What I mean by this is that there is a distinct possibility of code duplication in this situation, and as such means that you may inadvertently forget to modify one of the places where the Stored Procedure is used (say if you add a new variable to the stored proc call).
Then you also must consider security. For example, exposing a web service call that provides a list of users to the wild is probably not that good of an idea. you need to plan for how you're going to pass/receive authentication & authorization information.
Managing your code base as Stephen said is going to be a big challenge if you create equivlant methods. Your much better off extrapolating the methods into a new library, that both the web application and web service will use. Your web apps shouldn't have any data access code in them.

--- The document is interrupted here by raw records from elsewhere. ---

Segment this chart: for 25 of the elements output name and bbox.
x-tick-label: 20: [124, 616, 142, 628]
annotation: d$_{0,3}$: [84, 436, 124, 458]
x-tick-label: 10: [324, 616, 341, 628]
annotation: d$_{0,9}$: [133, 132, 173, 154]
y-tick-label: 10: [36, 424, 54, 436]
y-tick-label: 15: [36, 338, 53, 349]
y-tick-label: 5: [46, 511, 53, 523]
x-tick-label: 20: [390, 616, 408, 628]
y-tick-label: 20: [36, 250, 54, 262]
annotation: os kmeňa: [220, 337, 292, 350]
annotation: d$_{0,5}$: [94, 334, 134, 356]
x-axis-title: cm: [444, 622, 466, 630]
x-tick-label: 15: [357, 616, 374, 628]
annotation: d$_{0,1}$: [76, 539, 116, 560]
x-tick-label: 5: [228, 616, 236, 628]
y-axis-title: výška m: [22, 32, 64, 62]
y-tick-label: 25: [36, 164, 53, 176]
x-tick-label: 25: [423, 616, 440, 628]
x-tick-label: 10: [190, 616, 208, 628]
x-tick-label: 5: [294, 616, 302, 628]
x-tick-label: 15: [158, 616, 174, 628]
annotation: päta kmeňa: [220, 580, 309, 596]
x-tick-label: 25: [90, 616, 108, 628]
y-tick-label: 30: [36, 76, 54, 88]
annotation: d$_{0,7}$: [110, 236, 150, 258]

With a web service you need to consider your clients. Who is going to access your data and from where. If for example its from a .net windows client on the same network or machine a TCP binding might be best. Or if you need to support older .net framework clients or even java clients you need to be careful about what technology you use.
You will also want to choose between WCF or ASMX. Which the previous paragraph shouuld help answer.
It seems to me that the greatest challenge will be that you are obviously tempted to do this. I think you're making a mistake.
Your web application, and the web service you propose, have different requirements. By "transforming" the application into the service, you will burden the service with the requirements of the application.
Here's a "thought experiment": what if you were to write the service from scratch, ignoring the application. How similar would the service and application be? If they would wind up alike, then transformation would make sense. Otherwise, not so much.